REBGV recommendations

High-profile allegations of misconduct rocked Metro Vancouver’s Realtor community in 2016. This brought public, media, and government scrutiny of the profession to a fever pitch.

As a result, the provincial government struck an independent advisory group that ultimately made 28 recommendations to strengthen the regulatory regime that governs real estate.

While this group did its work, REBGV submitted 27 pages of recommendations for government, highlighting issues of language proficiency, multiple offers, enforcement of non-licensed individuals, insufficient levels of fines, contract writing standards, and other issues that the provincial regulator could improve to protect home buyers and sellers.

“Realtors protect and serve our clients. Our business depends on it,” Oudil said. “If a Realtor fails their clients, no one wants to throw the book at them harder than other Realtors.

“Our reputation has been affected by the misdeeds and unethical behaviour of a few.
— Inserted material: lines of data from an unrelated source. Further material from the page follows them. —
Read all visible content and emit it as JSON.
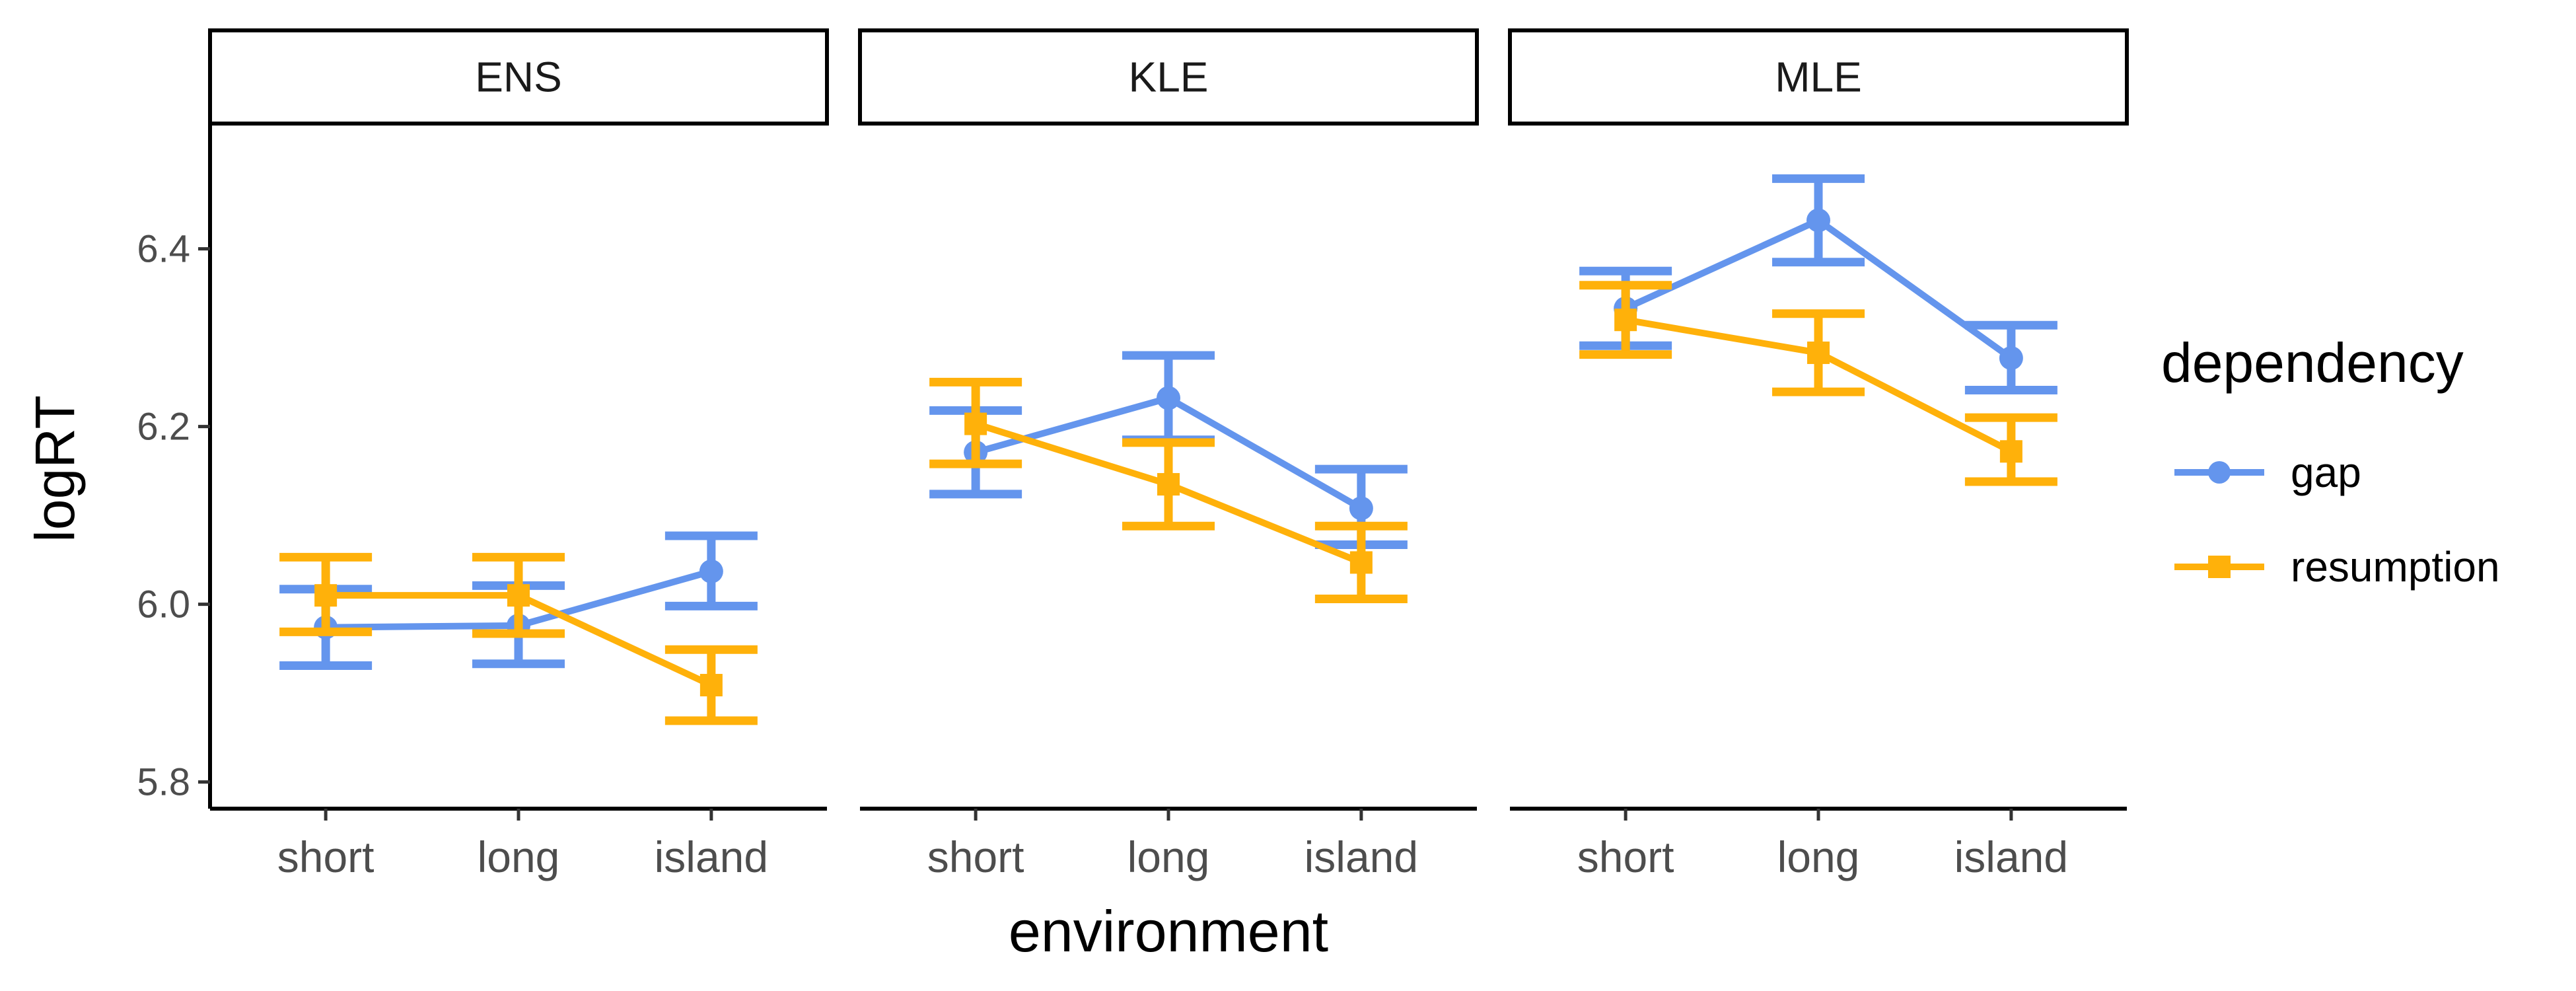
{
  "chart_data": {
    "type": "line",
    "xlabel": "environment",
    "ylabel": "logRT",
    "ylim": [
      5.77,
      6.535
    ],
    "yticks": [
      5.8,
      6.0,
      6.2,
      6.4
    ],
    "yticklabels": [
      "5.8",
      "6.0",
      "6.2",
      "6.4"
    ],
    "categories": [
      "short",
      "long",
      "island"
    ],
    "grid": false,
    "legend": {
      "title": "dependency",
      "placement": "right",
      "entries": [
        "gap",
        "resumption"
      ]
    },
    "series_styles": [
      {
        "name": "gap",
        "color": "#6495ED",
        "marker": "circle"
      },
      {
        "name": "resumption",
        "color": "#FFB10A",
        "marker": "square"
      }
    ],
    "facets": [
      {
        "label": "ENS",
        "series": [
          {
            "name": "gap",
            "values": [
              5.974,
              5.976,
              6.037
            ],
            "lower": [
              5.931,
              5.933,
              5.998
            ],
            "upper": [
              6.017,
              6.021,
              6.077
            ]
          },
          {
            "name": "resumption",
            "values": [
              6.01,
              6.01,
              5.909
            ],
            "lower": [
              5.969,
              5.967,
              5.869
            ],
            "upper": [
              6.053,
              6.053,
              5.949
            ]
          }
        ]
      },
      {
        "label": "KLE",
        "series": [
          {
            "name": "gap",
            "values": [
              6.171,
              6.232,
              6.108
            ],
            "lower": [
              6.124,
              6.185,
              6.067
            ],
            "upper": [
              6.218,
              6.28,
              6.152
            ]
          },
          {
            "name": "resumption",
            "values": [
              6.203,
              6.135,
              6.047
            ],
            "lower": [
              6.158,
              6.088,
              6.006
            ],
            "upper": [
              6.25,
              6.182,
              6.088
            ]
          }
        ]
      },
      {
        "label": "MLE",
        "series": [
          {
            "name": "gap",
            "values": [
              6.333,
              6.432,
              6.277
            ],
            "lower": [
              6.291,
              6.385,
              6.241
            ],
            "upper": [
              6.375,
              6.479,
              6.314
            ]
          },
          {
            "name": "resumption",
            "values": [
              6.32,
              6.283,
              6.172
            ],
            "lower": [
              6.281,
              6.239,
              6.138
            ],
            "upper": [
              6.359,
              6.327,
              6.21
            ]
          }
        ]
      }
    ]
  }
}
We must now step up and demonstrate that we’re intolerant of anyone behaving contrary to the rules,” Phil Moore, REBGV president-elect and a Realtor with RE/MAX Central in Burnaby, said.

Most experienced Realtors have a loyal network of repeat clients over the course of their careers.

“It’s not uncommon to work with the children of people I helped with their first home years ago,” Moore said. “I appreciate their loyalty and respond with a commitment to always do my best for them.”

How Realtors help

There’s a whole other side to being a Realtor that doesn’t play into the common stereotypes, Oudil says.

The media doesn’t report on airplanes that land safely. Likewise, they don’t report on the overwhelming majority of real estate transactions that go well.

“A friend recently told me about the day he and his wife found the ‘house of their dreams’ and how their Realtor saved them from making what could’ve been the mistake of a lifetime,” Oudil related.

The couple toured a recently updated house, getting excited as they pictured living there. Their Realtor quietly took them aside and explained that most of the fabulous looking renovations were done without permits.

The Realtor helped the couple understand that if anything wasn’t done to code and came to the attention of the municipality, they’d be responsible for getting the renovations re-done.

They’d have to pay for the new permits and even perhaps fines.

“The couple was deflated, but realized entering into such an agreement was risky. They were grateful that their Realtor did her due diligence and gave the advice that she did,” Oudil said. “That Realtor exemplifies the type of professional, ethical and thorough member that makes up most of our membership.”

In short, Realtors’ goals are their clients’ goals. Whether it’s a buyer struggling to find a home they can afford, or sellers looking to find a buyer for their long-time family home.

“Our members want to do the right thing for our clients,” Oudil said. “They’re just regular people who live, work, and volunteer in our communities. What we want the public to know is: we’re with you.”

When you work with a Realtor, you should expect to work with a professional who invests in continuous training, is held accountable to legislation and an ethical code, and who always has your best interests in mind.